Five organisations where invited to participate presenting lessons learned and vision from industry and from ‘Smart City’ projects towards the Horizon 2020:
- Mr. Steve Lewis for Living PlanIT (Private company) explained his vision of big data, sensor network and computing systems as the basis for the smart city. PlanIT is developing the “urban operating system” by embedding sensors and other technologies in smart city systems. He identified the urgent need for Europe to become competitive and export-driven in this sector, since the global development is fast and market is growing rapidly. He also emphasized the importance of the dynamic, market-driven approach to Smart City development.

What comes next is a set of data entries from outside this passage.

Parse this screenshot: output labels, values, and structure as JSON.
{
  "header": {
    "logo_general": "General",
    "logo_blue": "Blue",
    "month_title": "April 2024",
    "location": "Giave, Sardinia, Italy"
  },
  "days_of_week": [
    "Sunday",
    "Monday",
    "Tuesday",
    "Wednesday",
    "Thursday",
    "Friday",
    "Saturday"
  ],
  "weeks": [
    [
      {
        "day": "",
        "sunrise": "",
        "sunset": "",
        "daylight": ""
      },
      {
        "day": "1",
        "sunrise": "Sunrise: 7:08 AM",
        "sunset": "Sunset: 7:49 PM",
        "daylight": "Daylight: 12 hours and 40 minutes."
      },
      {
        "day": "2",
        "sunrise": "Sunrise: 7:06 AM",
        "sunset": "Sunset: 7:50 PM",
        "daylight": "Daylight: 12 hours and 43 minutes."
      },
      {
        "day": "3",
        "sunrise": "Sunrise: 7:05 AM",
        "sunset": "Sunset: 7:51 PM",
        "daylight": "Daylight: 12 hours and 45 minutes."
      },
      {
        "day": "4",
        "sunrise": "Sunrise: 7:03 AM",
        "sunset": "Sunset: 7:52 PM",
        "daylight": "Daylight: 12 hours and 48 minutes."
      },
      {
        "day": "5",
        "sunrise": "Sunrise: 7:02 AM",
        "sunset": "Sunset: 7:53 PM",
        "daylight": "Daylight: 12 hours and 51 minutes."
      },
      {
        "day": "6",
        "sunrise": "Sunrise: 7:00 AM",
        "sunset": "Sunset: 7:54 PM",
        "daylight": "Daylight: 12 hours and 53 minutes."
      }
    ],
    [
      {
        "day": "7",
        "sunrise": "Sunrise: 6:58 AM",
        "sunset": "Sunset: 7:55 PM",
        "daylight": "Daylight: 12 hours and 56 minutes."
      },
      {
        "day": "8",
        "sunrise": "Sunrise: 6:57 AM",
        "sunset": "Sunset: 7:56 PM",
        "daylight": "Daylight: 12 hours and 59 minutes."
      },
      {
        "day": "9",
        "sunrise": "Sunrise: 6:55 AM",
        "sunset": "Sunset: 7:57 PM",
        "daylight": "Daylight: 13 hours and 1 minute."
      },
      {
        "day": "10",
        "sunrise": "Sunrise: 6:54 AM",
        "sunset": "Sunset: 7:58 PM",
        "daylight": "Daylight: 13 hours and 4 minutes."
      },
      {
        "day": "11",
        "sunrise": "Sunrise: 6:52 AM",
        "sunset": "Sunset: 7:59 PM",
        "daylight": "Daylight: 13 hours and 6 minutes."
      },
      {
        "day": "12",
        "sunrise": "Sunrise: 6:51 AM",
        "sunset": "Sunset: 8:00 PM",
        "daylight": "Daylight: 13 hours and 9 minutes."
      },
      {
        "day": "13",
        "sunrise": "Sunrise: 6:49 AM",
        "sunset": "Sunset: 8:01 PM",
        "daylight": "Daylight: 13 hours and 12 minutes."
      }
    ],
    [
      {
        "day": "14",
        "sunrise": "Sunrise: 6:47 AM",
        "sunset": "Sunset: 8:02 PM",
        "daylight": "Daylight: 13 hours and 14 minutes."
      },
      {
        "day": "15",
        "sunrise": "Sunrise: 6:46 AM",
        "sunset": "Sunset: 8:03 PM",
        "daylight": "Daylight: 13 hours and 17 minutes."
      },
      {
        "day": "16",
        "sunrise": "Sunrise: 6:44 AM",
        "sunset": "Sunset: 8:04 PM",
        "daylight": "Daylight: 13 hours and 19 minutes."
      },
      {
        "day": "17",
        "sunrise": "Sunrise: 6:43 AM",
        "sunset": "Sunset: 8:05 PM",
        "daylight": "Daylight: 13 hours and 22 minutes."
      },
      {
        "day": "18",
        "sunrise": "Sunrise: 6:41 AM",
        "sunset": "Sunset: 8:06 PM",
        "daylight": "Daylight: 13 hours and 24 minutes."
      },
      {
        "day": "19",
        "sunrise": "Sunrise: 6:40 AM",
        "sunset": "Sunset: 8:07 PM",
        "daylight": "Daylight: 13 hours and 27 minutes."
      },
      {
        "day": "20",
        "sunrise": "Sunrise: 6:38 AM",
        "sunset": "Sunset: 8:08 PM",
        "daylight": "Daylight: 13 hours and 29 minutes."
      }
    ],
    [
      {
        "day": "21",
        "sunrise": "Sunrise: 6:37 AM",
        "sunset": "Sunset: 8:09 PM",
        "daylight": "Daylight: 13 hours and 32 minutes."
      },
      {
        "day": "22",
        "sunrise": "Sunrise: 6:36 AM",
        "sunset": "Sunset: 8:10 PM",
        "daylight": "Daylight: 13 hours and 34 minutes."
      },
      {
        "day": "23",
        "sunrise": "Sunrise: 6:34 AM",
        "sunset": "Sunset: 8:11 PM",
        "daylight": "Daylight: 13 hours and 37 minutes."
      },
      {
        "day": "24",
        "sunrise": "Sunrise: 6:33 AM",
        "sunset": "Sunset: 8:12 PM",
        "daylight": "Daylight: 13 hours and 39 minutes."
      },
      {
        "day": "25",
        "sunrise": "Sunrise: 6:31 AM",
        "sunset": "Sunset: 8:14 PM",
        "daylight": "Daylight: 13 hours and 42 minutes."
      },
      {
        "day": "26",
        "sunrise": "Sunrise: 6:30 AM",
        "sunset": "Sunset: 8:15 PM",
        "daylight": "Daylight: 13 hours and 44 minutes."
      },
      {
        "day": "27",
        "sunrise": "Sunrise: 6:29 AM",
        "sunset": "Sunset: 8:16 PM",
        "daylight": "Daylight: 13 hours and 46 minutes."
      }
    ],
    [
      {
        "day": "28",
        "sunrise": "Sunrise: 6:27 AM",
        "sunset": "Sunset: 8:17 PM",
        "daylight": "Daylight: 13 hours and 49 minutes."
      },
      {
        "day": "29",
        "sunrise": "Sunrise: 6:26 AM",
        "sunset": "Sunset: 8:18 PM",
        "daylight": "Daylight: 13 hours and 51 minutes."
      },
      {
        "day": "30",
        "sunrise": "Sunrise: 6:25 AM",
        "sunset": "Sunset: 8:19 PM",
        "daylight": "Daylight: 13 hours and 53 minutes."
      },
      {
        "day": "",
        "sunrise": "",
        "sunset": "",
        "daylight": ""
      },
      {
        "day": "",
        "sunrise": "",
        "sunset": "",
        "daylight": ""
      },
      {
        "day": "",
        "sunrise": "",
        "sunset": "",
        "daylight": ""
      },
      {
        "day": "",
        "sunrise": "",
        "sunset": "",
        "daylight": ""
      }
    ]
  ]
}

- Mr. Jarmo Eskelinen represented the CitySDK project (CIP ICT-PSP project). His main message was that interoperability is the key to the success of smart cities. This is a challenge, since the current market place is broken. In the working smart city market the services are provided in a true Internet fashion with an open pppp model (public-private-people-partnership). Applications should function in different cities without much extra tailoring. To achieve this we need collaboration of future Internet, smart city and living lab communities. Finally, he raised the question of large-scale service platforms supporting private, public and community services – who will manage these environments?
- Mr. Thomas Luckenbach represented the OutSmart project (Future Internet PPP phase 1 use case project). The vision of Outsmart is to adapt key Future Internet enablers in existing utility value chains in five crucial areas: water, energy, mobility, waste removal and the environment. The services and technologies are based on an open and standardised infrastructure. One of the key challenges is to build collaboration across the whole value chain (city authorities, utilities operators, ICT companies and knowledge institutions) faster.
- Mr. Jelle Monstrey representing the SmartIP project (CIP ICT-PSP project) emphasized the figure of the citizen (as smart citizen) and its participation and engagement through Living Labs. SmartIP digital technologies are used to improve living and working conditions and the overall quality of life, so that a more inclusive and sustainable urban environment can be developed. Active engagement of users and citizens enables the co-creation and co-production of new services.
- Jose Antonio Galache represented the Smart Santander project (FIRE project). Smart Santander is a real-life Internet of Things testbed, with over 20 000 sensors installed in the city surroundings of four cities. This testbed enables horizontal and vertical federation with other testbeds. After already mastering most of the technical hurdles, the challenge now is to involve the open innovation communities and developers. The aim is to achieve this through open calls.